3. Calculating the Vertical Velocity of the Ball at \(t=6 \, \text{s}\):

• Since the ball is dropped at \(t = 4 \, \text{s}\), we are interested in its motion between \(t = 4 \, \text{s}\) and \(t = 6 \, \text{s}\).
• The time of vertical motion \(\Delta t = 2 \, \text{s}\).

The vertical velocity after a time \(\Delta t\) is given by:

\(v_y = 0 + gt = 10 \times 2 = 20 \, \text{m/s}\)

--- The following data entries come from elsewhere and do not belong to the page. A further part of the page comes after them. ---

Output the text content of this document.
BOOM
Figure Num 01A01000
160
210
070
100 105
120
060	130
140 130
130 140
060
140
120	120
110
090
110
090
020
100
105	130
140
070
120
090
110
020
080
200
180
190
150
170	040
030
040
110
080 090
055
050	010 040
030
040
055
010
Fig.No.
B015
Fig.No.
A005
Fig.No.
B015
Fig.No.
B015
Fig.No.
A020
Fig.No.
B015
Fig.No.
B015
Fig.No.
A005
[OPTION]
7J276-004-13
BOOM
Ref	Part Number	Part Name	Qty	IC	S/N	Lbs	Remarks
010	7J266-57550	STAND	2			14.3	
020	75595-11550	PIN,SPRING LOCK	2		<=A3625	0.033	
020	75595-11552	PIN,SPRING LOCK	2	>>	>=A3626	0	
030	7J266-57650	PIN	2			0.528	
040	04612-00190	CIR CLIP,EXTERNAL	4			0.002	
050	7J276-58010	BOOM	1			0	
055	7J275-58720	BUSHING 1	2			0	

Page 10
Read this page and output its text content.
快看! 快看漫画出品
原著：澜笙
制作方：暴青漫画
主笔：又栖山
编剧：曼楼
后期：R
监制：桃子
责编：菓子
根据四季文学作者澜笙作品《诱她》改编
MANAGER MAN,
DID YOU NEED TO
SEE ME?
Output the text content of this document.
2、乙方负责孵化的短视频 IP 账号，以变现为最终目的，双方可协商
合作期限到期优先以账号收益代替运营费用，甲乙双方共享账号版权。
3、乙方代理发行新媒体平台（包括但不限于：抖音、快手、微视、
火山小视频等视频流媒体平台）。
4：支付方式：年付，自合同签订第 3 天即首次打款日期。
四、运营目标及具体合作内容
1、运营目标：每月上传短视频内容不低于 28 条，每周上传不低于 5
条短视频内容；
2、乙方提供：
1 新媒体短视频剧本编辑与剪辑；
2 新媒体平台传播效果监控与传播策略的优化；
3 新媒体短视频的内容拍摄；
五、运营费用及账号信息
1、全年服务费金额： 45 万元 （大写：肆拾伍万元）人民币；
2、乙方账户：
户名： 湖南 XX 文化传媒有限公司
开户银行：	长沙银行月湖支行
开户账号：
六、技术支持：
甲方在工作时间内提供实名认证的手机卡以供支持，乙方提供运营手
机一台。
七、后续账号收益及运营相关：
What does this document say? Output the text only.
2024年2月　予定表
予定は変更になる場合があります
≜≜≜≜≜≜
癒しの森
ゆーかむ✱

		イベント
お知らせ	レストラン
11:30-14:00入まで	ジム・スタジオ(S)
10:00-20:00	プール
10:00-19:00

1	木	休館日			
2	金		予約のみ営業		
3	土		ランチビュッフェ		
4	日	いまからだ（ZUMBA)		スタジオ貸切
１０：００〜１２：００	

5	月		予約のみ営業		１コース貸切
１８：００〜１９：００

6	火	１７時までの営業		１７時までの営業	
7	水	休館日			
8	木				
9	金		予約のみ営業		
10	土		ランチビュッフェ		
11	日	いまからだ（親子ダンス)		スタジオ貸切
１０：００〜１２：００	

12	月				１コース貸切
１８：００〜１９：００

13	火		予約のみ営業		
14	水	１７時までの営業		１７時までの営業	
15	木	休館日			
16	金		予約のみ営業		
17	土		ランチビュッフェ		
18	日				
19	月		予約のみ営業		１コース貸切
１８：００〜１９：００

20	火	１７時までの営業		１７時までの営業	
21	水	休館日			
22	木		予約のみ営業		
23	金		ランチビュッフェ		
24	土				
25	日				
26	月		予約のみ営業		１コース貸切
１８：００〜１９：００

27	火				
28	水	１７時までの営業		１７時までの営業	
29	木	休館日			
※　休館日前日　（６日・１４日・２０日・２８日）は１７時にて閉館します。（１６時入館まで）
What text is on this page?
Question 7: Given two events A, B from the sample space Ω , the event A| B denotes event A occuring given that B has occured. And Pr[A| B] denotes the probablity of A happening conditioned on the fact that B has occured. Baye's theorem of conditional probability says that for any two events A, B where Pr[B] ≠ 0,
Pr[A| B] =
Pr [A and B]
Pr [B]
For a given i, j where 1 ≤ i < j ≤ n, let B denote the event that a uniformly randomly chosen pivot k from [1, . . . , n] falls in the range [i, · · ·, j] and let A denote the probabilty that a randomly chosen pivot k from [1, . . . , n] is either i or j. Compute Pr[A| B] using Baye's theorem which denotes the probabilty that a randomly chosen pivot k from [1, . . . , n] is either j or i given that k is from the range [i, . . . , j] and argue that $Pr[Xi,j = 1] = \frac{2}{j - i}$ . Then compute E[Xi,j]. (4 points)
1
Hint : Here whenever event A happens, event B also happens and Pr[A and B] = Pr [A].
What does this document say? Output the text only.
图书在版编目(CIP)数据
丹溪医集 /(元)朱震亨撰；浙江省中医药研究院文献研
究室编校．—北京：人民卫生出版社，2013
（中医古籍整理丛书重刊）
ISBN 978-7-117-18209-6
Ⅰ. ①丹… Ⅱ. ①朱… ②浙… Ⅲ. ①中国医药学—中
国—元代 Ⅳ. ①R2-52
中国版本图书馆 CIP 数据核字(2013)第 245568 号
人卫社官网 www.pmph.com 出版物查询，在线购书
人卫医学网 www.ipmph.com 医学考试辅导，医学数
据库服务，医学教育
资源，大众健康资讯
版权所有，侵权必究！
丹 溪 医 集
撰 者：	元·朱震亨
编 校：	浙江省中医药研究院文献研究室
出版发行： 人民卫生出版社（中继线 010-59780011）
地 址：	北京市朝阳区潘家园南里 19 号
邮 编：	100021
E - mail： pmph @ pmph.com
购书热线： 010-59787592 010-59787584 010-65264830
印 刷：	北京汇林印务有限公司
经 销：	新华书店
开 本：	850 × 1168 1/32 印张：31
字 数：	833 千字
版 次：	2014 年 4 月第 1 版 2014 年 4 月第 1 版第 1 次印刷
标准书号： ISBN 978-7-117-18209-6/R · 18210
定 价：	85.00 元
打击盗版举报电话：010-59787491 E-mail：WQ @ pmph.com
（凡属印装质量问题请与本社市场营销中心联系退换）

4. Resultant Velocity of the Ball at \(t=6 \, \text{s}\):

To find the magnitude of the resultant velocity, we use the Pythagorean theorem:

\(v_{\text{resultant}} = \sqrt{v_x^2 + v_y^2} = \sqrt{20^2 + 20^2} = \sqrt{400 + 400} = \sqrt{800} = 20\sqrt{2} \, \text{m/s}\)

5. Acceleration of the Ball at \(t=6 \, \text{s}\):

The acceleration of the ball is only due to gravity, which is \(10 \, \text{m/s}^2\) downward.

Thus, the velocity and acceleration of the ball at \(t = 6 \, \text{s}\) are 20√2 m/s and 10 m/s² respectively.